Je regrette beaucoup qu’une tombe comme celle-là soit profanée. Ça veut dire que si nous aussi on était dans la tombe elle serait profanée. C’est également une preuve qu’il avait raison et le pouvoir instauré par la France n’a pas raison.

Vous venez de commettre un livre «Papa s’appelait Fossi Jacob : itinéraire d’un martyr de l’indépendance du Cameroun », publié par l’Harmattan Cameroun en 2011. C’est grâce à lui qu’on a arrêté l’assassinat des nationalistes à la chute de la Metche où il est tombé en emportant l’un de ses bourreaux. Quelles sont les grandes lignes de ce livre ?

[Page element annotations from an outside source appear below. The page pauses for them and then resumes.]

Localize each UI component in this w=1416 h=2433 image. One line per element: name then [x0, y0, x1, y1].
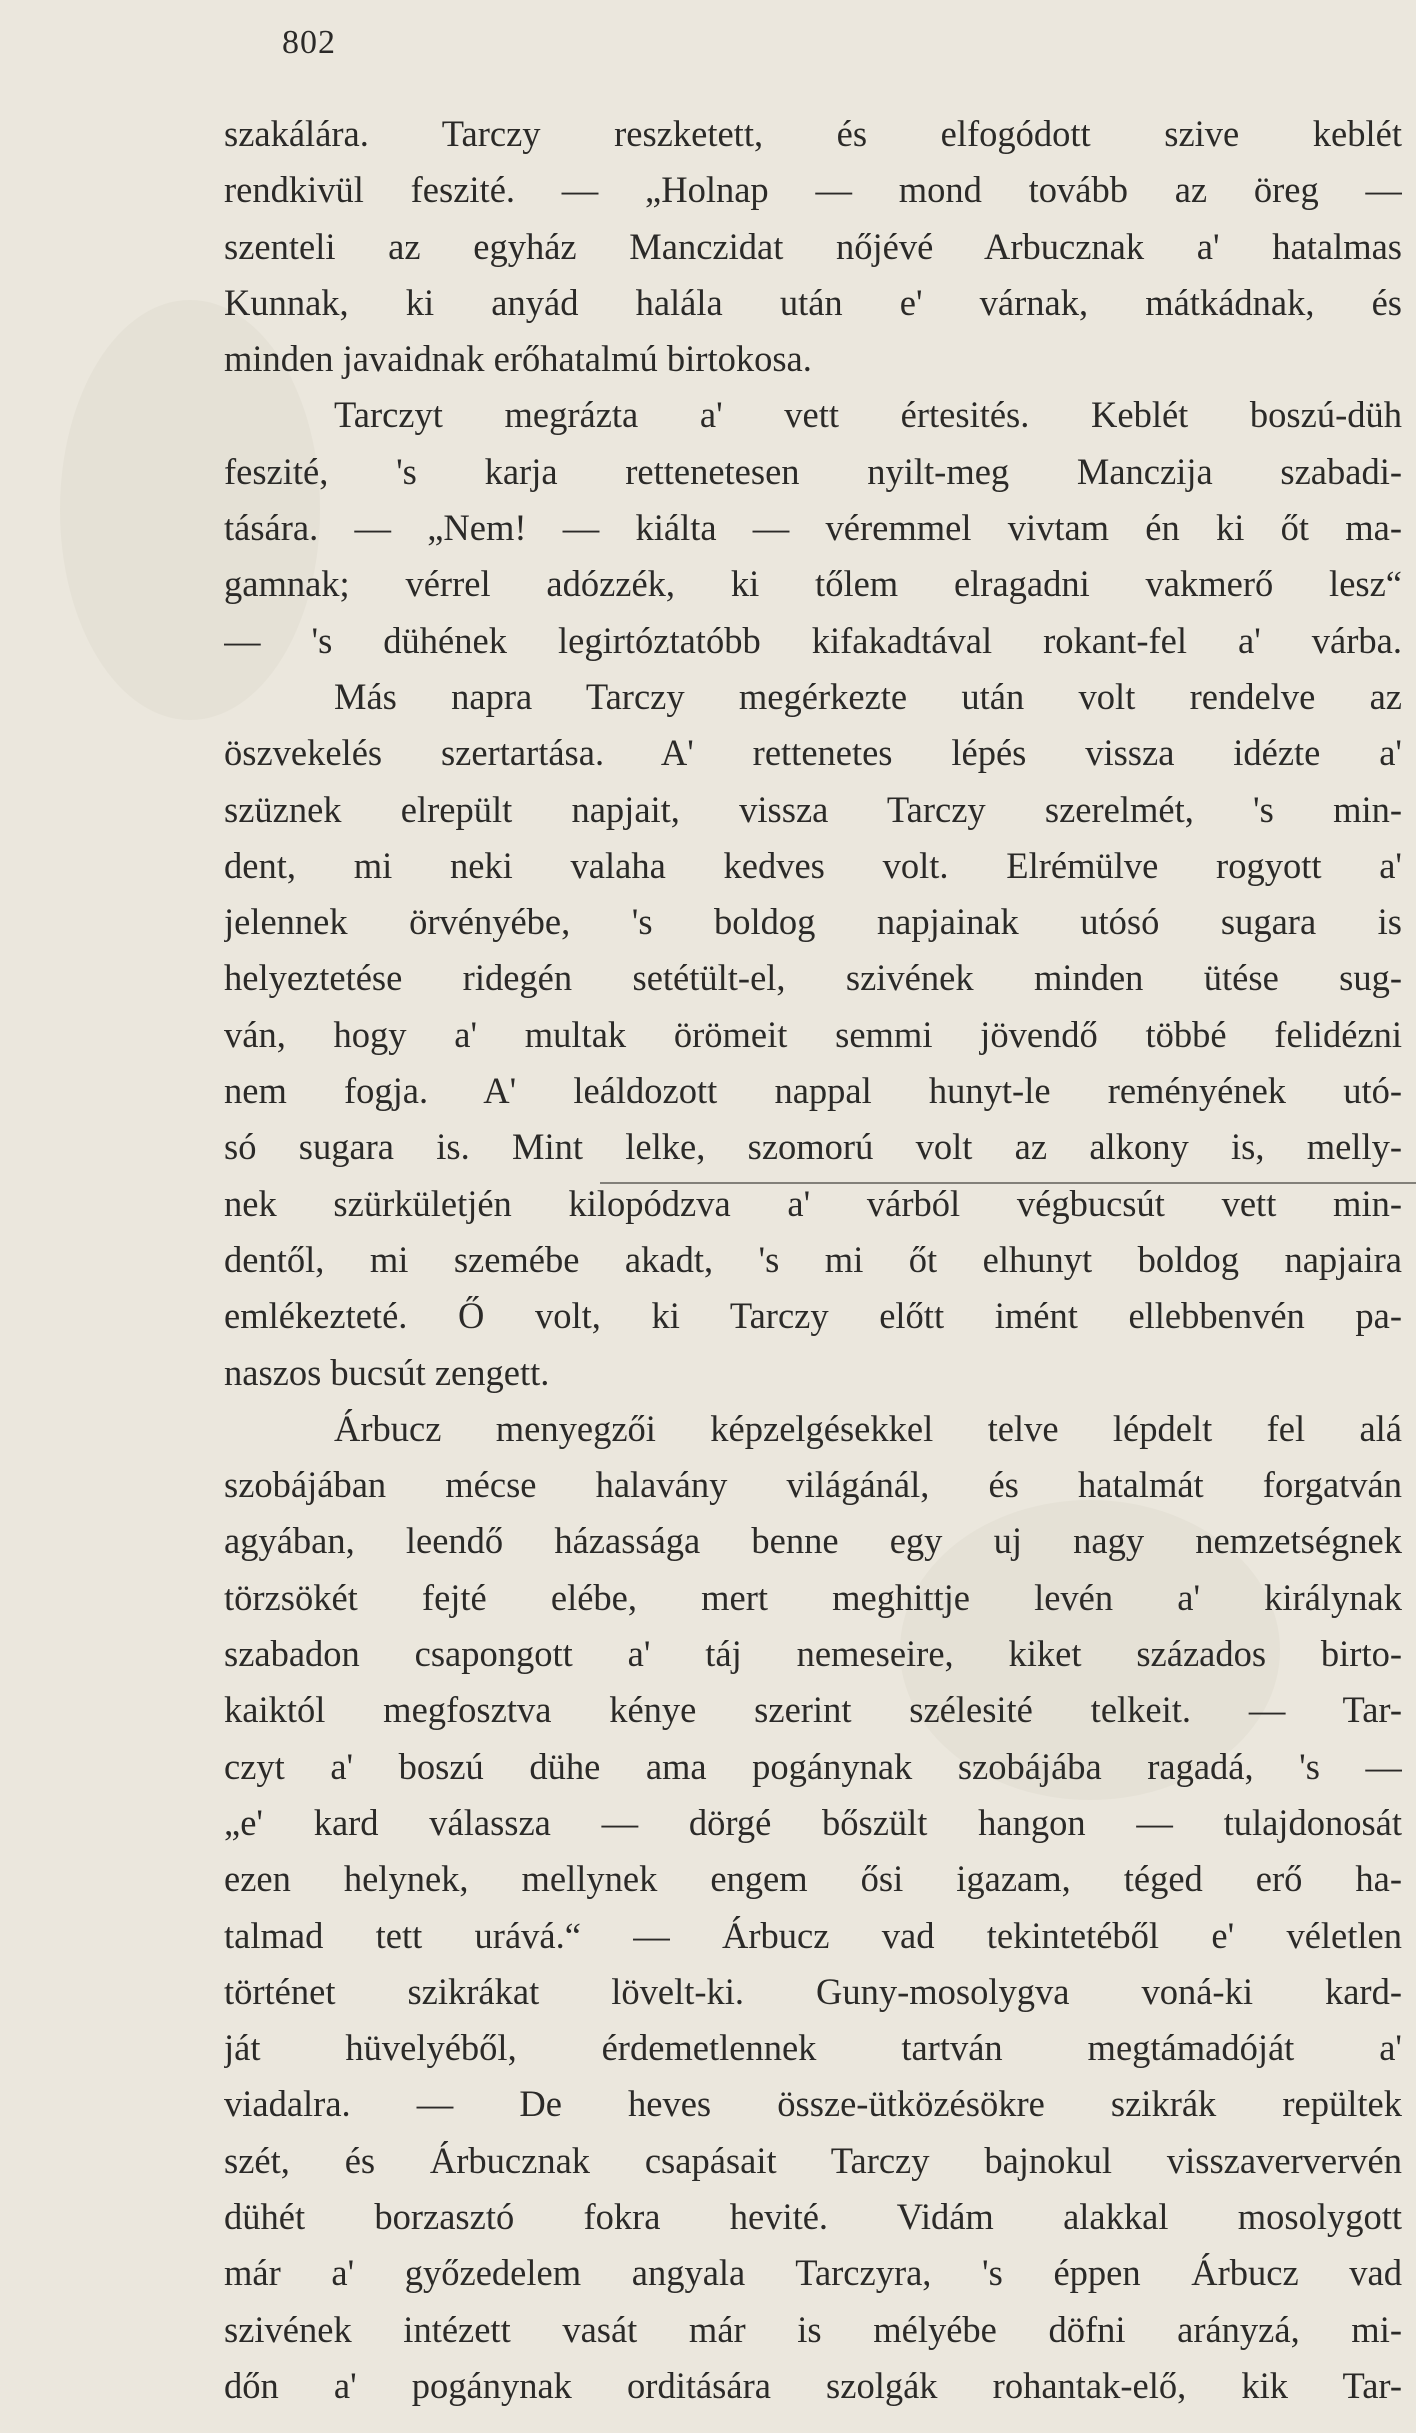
text-line: só sugara is. Mint lelke, szomorú volt az alkony is, melly- [224, 1126, 1402, 1168]
page-number: 802 [282, 24, 336, 61]
text-line: agyában, leendő házassága benne egy uj nagy nemzetségnek [224, 1520, 1402, 1562]
text-line: naszos bucsút zengett. [224, 1351, 550, 1393]
text-line: kaiktól megfosztva kénye szerint szélesité telkeit. — Tar- [224, 1689, 1402, 1731]
text-line: szét, és Árbucznak csapásait Tarczy bajnokul visszaververvén [224, 2139, 1402, 2181]
text-line: szüznek elrepült napjait, vissza Tarczy szerelmét, 's min- [224, 788, 1402, 830]
text-line: „e' kard válassza — dörgé bőszült hangon — tulajdonosát [224, 1801, 1402, 1843]
text-line: Árbucz menyegzői képzelgésekkel telve lépdelt fel alá [334, 1407, 1402, 1449]
text-line: dőn a' pogánynak orditására szolgák rohantak-elő, kik Tar- [224, 2364, 1402, 2406]
text-line: szakálára. Tarczy reszketett, és elfogódott szive keblét [224, 113, 1402, 154]
text-line: szivének intézett vasát már is mélyébe döfni arányzá, mi- [224, 2308, 1402, 2350]
text-line: történet szikrákat lövelt-ki. Guny-mosolygva voná-ki kard- [224, 1970, 1402, 2012]
text-line: öszvekelés szertartása. A' rettenetes lépés vissza idézte a' [224, 732, 1402, 774]
text-line: Más napra Tarczy megérkezte után volt rendelve az [334, 675, 1402, 717]
text-line: viadalra. — De heves össze-ütközésökre szikrák repültek [224, 2083, 1402, 2125]
text-line: ezen helynek, mellynek engem ősi igazam, téged erő ha- [224, 1858, 1402, 1900]
text-line: nem fogja. A' leáldozott nappal hunyt-le reményének utó- [224, 1070, 1402, 1112]
text-line: törzsökét fejté elébe, mert meghittje levén a' királynak [224, 1576, 1402, 1618]
text-line: tására. — „Nem! — kiálta — véremmel vivtam én ki őt ma- [224, 507, 1402, 549]
text-line: szobájában mécse halavány világánál, és hatalmát forgatván [224, 1464, 1402, 1506]
text-line: helyeztetése ridegén setétült-el, szivének minden ütése sug- [224, 957, 1402, 999]
body-text [224, 106, 1402, 2414]
text-line: ját hüvelyéből, érdemetlennek tartván megtámadóját a' [224, 2027, 1402, 2069]
text-line: nek szürkületjén kilopódzva a' várból végbucsút vett min- [224, 1182, 1402, 1224]
text-line: minden javaidnak erőhatalmú birtokosa. [224, 338, 812, 380]
text-line: ván, hogy a' multak örömeit semmi jövendő többé felidézni [224, 1013, 1402, 1055]
text-line: talmad tett urává.“ — Árbucz vad tekintetéből e' véletlen [224, 1914, 1402, 1956]
text-line: szenteli az egyház Manczidat nőjévé Arbucznak a' hatalmas [224, 225, 1402, 267]
text-line: dühét borzasztó fokra hevité. Vidám alakkal mosolygott [224, 2195, 1402, 2237]
text-line: dent, mi neki valaha kedves volt. Elrémülve rogyott a' [224, 844, 1402, 886]
text-line: emlékezteté. Ő volt, ki Tarczy előtt imént ellebbenvén pa- [224, 1295, 1402, 1337]
text-line: már a' győzedelem angyala Tarczyra, 's éppen Árbucz vad [224, 2252, 1402, 2294]
text-line: jelennek örvényébe, 's boldog napjainak utósó sugara is [224, 901, 1402, 943]
text-line: dentől, mi szemébe akadt, 's mi őt elhunyt boldog napjaira [224, 1238, 1402, 1280]
text-line: feszité, 's karja rettenetesen nyilt-meg Manczija szabadi- [224, 450, 1402, 492]
text-line: Tarczyt megrázta a' vett értesités. Keblét boszú-düh [334, 394, 1402, 436]
text-line: — 's dühének legirtóztatóbb kifakadtával rokant-fel a' várba. [224, 619, 1402, 661]
text-line: Kunnak, ki anyád halála után e' várnak, mátkádnak, és [224, 281, 1402, 323]
text-line: gamnak; vérrel adózzék, ki tőlem elragadni vakmerő lesz“ [224, 563, 1402, 605]
text-line: czyt a' boszú dühe ama pogánynak szobájába ragadá, 's — [224, 1745, 1402, 1787]
text-line: szabadon csapongott a' táj nemeseire, kiket százados birto- [224, 1633, 1402, 1675]
text-line: rendkivül feszité. — „Holnap — mond tovább az öreg — [224, 169, 1402, 211]
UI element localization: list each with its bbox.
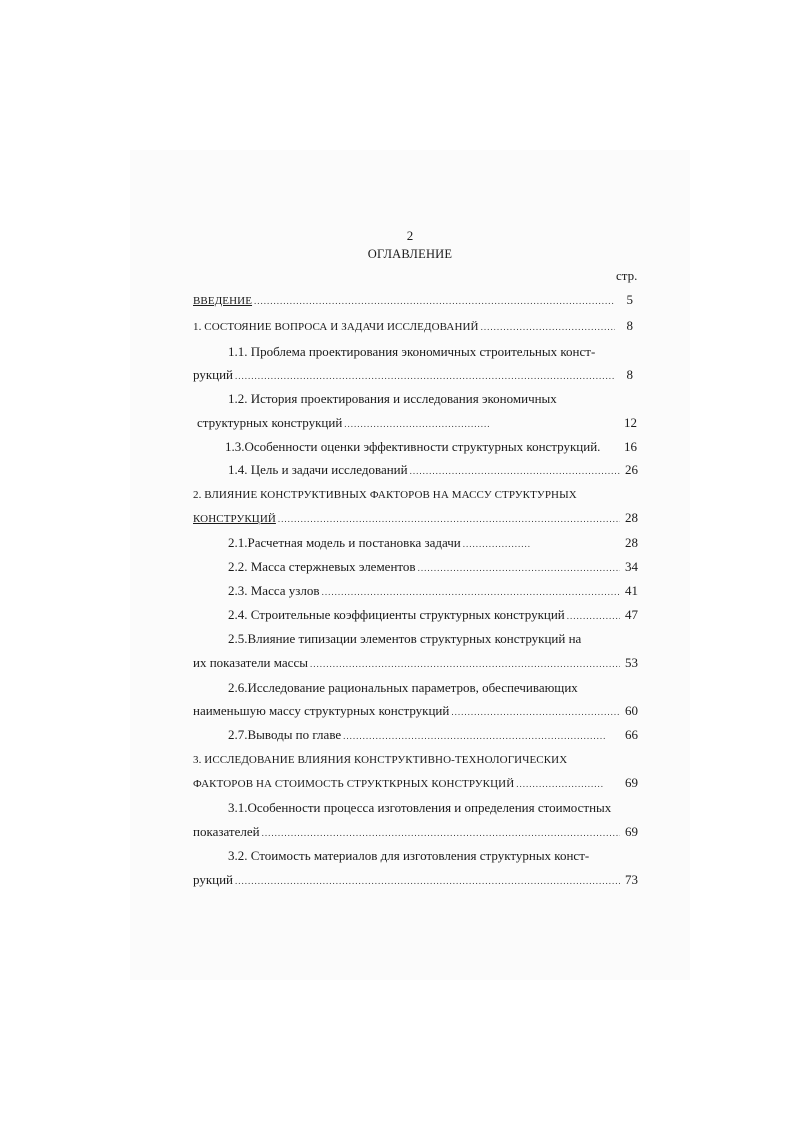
- toc-entry-2-5-cont[interactable]: [193, 654, 638, 672]
- toc-entry-title: 2.1.Расчетная модель и постановка задачи: [228, 535, 461, 550]
- toc-entry-3-1[interactable]: [228, 799, 638, 817]
- leader-dots: [343, 727, 605, 745]
- toc-entry-title: 1. СОСТОЯНИЕ ВОПРОСА И ЗАДАЧИ ИССЛЕДОВАНИЙ: [193, 321, 479, 333]
- toc-entry-page: 5: [626, 292, 633, 307]
- toc-entry-page: 28: [625, 510, 638, 525]
- toc-entry-page: 60: [625, 703, 638, 718]
- leader-dots: [463, 535, 531, 553]
- toc-entry-title: 1.1. Проблема проектирования экономичных строительных конст-: [228, 344, 596, 359]
- toc-entry-title: наименьшую массу структурных конструкций: [193, 703, 450, 718]
- toc-entry-title: 2.2. Масса стержневых элементов: [228, 559, 416, 574]
- toc-heading: ОГЛАВЛЕНИЕ: [367, 247, 453, 261]
- toc-entry-title: 1.2. История проектирования и исследования экономичных: [228, 391, 557, 406]
- toc-entry-page: 12: [624, 415, 637, 430]
- toc-entry-1-2[interactable]: [228, 390, 633, 408]
- leader-dots: [451, 703, 620, 721]
- toc-entry-chapter-1[interactable]: [193, 317, 633, 335]
- toc-entry-2-3[interactable]: [228, 582, 638, 600]
- toc-entry-title: рукций: [193, 367, 234, 382]
- toc-entry-title: их показатели массы: [193, 655, 308, 670]
- toc-entry-title: показателей: [193, 824, 260, 839]
- toc-entry-1-3[interactable]: [225, 438, 637, 456]
- leader-dots: [278, 510, 620, 528]
- toc-entry-title: ФАКТОРОВ НА СТОИМОСТЬ СТРУКТКРНЫХ КОНСТРУКЦИЙ: [193, 778, 515, 790]
- toc-entry-title: 1.3.Особенности оценки эффективности структурных конструкций.: [225, 439, 601, 454]
- leader-dots: [254, 292, 615, 310]
- toc-entry-title: 2.4. Строительные коэффициенты структурных конструкций: [228, 607, 565, 622]
- leader-dots: [310, 655, 620, 673]
- toc-entry-1-2-cont[interactable]: [197, 414, 637, 432]
- toc-entry-3-2[interactable]: [228, 847, 638, 865]
- toc-entry-title: 2.7.Выводы по главе: [228, 727, 342, 742]
- toc-entry-3-1-cont[interactable]: [193, 823, 638, 841]
- toc-entry-chapter-3[interactable]: [193, 751, 638, 769]
- leader-dots: [322, 583, 620, 601]
- toc-entry-title: 2.6.Исследование рациональных параметров, обеспечивающих: [228, 680, 578, 695]
- toc-entry-2-4[interactable]: [228, 606, 638, 624]
- toc-entry-title: 2.5.Влияние типизации элементов структурных конструкций на: [228, 631, 582, 646]
- toc-entry-title: 2.3. Масса узлов: [228, 583, 320, 598]
- toc-entry-page: 41: [625, 583, 638, 598]
- leader-dots: [235, 367, 615, 385]
- toc-entry-2-7[interactable]: [228, 726, 638, 744]
- toc-entry-title: ВВЕДЕНИЕ: [193, 295, 253, 307]
- toc-entry-2-2[interactable]: [228, 558, 638, 576]
- toc-entry-title: рукций: [193, 872, 234, 887]
- leader-dots: [418, 559, 620, 577]
- leader-dots: [516, 775, 604, 793]
- toc-entry-2-5[interactable]: [228, 630, 638, 648]
- toc-entry-chapter-2-cont[interactable]: [193, 509, 638, 527]
- toc-entry-page: 47: [625, 607, 638, 622]
- toc-entry-introduction[interactable]: [193, 291, 633, 309]
- leader-dots: [567, 607, 620, 625]
- toc-entry-3-2-cont[interactable]: [193, 871, 638, 889]
- leader-dots: [481, 318, 615, 336]
- leader-dots: [410, 462, 620, 480]
- leader-dots: [262, 824, 620, 842]
- page-number: 2: [406, 228, 414, 243]
- toc-entry-2-1[interactable]: [228, 534, 638, 552]
- page-column-label: стр.: [616, 268, 638, 283]
- toc-entry-2-6[interactable]: [228, 679, 638, 697]
- toc-entry-chapter-2[interactable]: [193, 486, 633, 504]
- toc-entry-page: 53: [625, 655, 638, 670]
- toc-entry-1-1-cont[interactable]: [193, 366, 633, 384]
- toc-entry-1-1[interactable]: [228, 343, 633, 361]
- toc-entry-page: 73: [625, 872, 638, 887]
- toc-entry-title: КОНСТРУКЦИЙ: [193, 513, 276, 525]
- toc-entry-page: 26: [625, 462, 638, 477]
- toc-entry-title: 1.4. Цель и задачи исследований: [228, 462, 408, 477]
- toc-entry-page: 8: [626, 318, 633, 333]
- toc-entry-page: 8: [626, 367, 633, 382]
- toc-entry-2-6-cont[interactable]: [193, 702, 638, 720]
- toc-entry-title: 3.1.Особенности процесса изготовления и определения стоимостных: [228, 800, 612, 815]
- toc-entry-page: 66: [625, 727, 638, 742]
- toc-entry-title: 3. ИССЛЕДОВАНИЕ ВЛИЯНИЯ КОНСТРУКТИВНО-ТЕХНОЛОГИЧЕСКИХ: [193, 754, 568, 766]
- toc-entry-page: 69: [625, 824, 638, 839]
- toc-entry-title: 3.2. Стоимость материалов для изготовления структурных конст-: [228, 848, 590, 863]
- toc-entry-chapter-3-cont[interactable]: [193, 774, 638, 792]
- leader-dots: [344, 415, 490, 433]
- toc-entry-page: 28: [625, 535, 638, 550]
- toc-entry-page: 34: [625, 559, 638, 574]
- toc-entry-page: 69: [625, 775, 638, 790]
- toc-entry-page: 16: [624, 439, 637, 454]
- leader-dots: [235, 872, 620, 890]
- toc-entry-title: структурных конструкций: [197, 415, 343, 430]
- toc-entry-1-4[interactable]: [228, 461, 638, 479]
- toc-entry-title: 2. ВЛИЯНИЕ КОНСТРУКТИВНЫХ ФАКТОРОВ НА МАССУ СТРУКТУРНЫХ: [193, 489, 577, 501]
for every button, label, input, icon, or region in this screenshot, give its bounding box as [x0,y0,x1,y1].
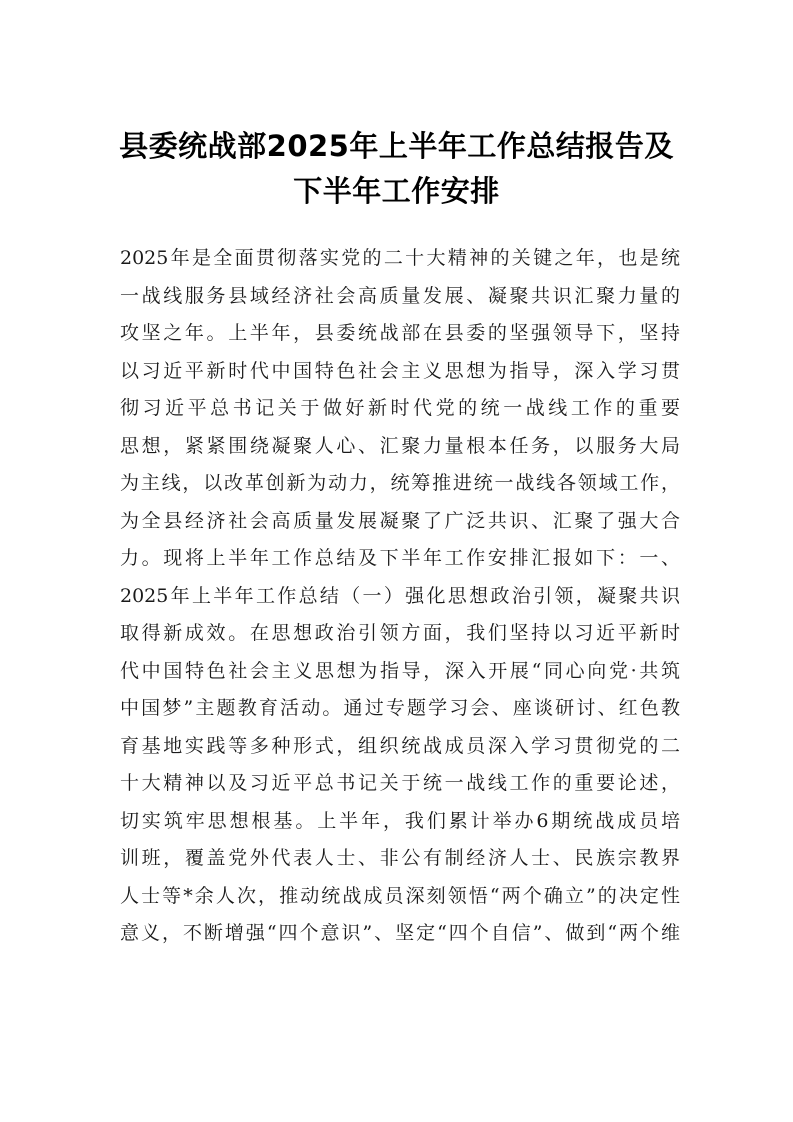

Cette parution retrace l’histoire de mon père qui a préféré l’Upc à ses convictions militantes. Il a dit «pour l’Upc, je donne ma vie ». C’est déjà beaucoup. Pour nous autres ses enfants qui étaient petits, il a dit «débrouillez-vous». Et Dieu seul sait, on s’est débrouillé. Dans ce livre, je publie la lettre de Jean Lamberton qui est une référence antinationaliste, je publie aussi les portraits d’Amadou Ahidjo, Um Nyobe, Félix Roland Moumié. Cette publication c’est l’œuvre des auteurs que j’ai lus, dont Mongo Béti, dans les dictionnaires de la négritude. J’aime les martyrs et je dis que si mon père n’avait pas été martyr, je ne sais pas ce qu’il aurait voulu et j’en ai souffert énormément. Jusqu’à présent j’en souffre énormément mais il avait choisi la voie royale.